After Pan Am silver, N.W.T. rower has her sights set on the Olympics

With the Summer Olympics in Tokyo less than a year away, a rower from Fort Simpson, N.W.T. is quickly becoming one of the territory's athletes to watch.

Jessie Loutit won silver for Team Canada in women's coxless pairs rowing at the Pan Am Games in Lima, Peru last week. In a coxless pair, each rower uses one oar to push the boat forward.

It was the first rowing medal won by a Canadian team at this year's games.

"My partner and I, we had a great race," Loutit told CBC after her return back to Canada. "We're pretty proud of what we did and how we ended up with the silver."

The medal is inspiring hope in the 30-year-old rower, who has her sights set on the 2020 Summer Olympics in Tokyo.

"It gives me a little bit of confidence going into next year," said Loutit, for whom the Olympics has long been the dream.

Submitted by Jessie Loutit
Submitted by Jessie Loutit

Loutit and her rowing partner, Larissa Werbicki of Saskatoon, finished the Pan Am race in seven minutes and 36.06 seconds, just behind the gold-winning Chilean duo.

"We knew our biggest competition would be the pair from Chile," Loutit said in an email last weekend. "They have been rowing together for many years and are a strong pair."

After a somewhat disappointing first heat, said Loutit, she and Werbicki changed up their race plan for the final.

"We knew from the heat that we needed a faster start to hold onto the pair from Chile, and I believe that we executed our race plan well," she said.

Loutit, who is Métis, started rowing about a decade ago, while at the University of Calgary.

On the water, Loutit said, she is focused on rowing and forgets about everything.

We knew our biggest competition would be the pair from Chile. They have been rowing together for many years and are a strong pair. - Jessie Loutit

"You just take a one stroke at a time and you're always trying to master that one stroke," she said. "It's fun. I love it."

This silver is Loutit's first international medal, but Lima wasn't her first competition overseas.

Loutit raced with a team of four at the World Rowing Cup III in Lucerne, Switzerland in 2018, and at the World Rowing Championships in Plovdiv, Bulgaria that same year.

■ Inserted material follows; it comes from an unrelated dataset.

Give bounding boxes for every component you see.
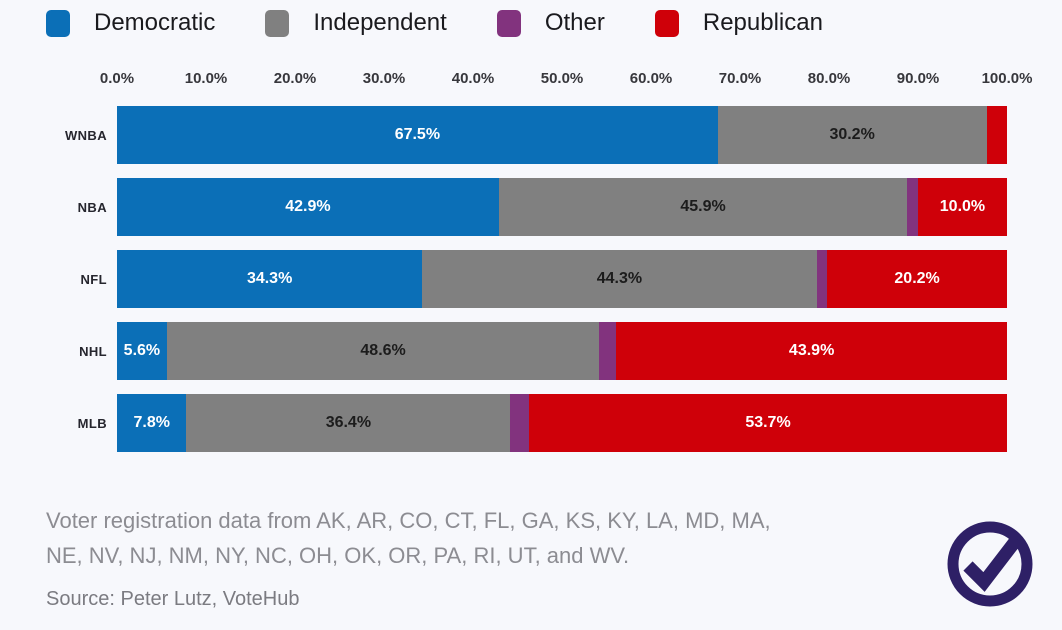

Now she's looking toward Tokyo.

"The Olympics has always been my main goal, but there's lots of stuff that has to happen this year, so I'm just taking it one day at a time," she said.

Loutit said she's giving herself just a couple days of rest and then it's back to training for next month's nationals, which is the first step toward the Olympic trials.

"I'm nervous," she said, "but I'm just excited to be doing what I'm doing."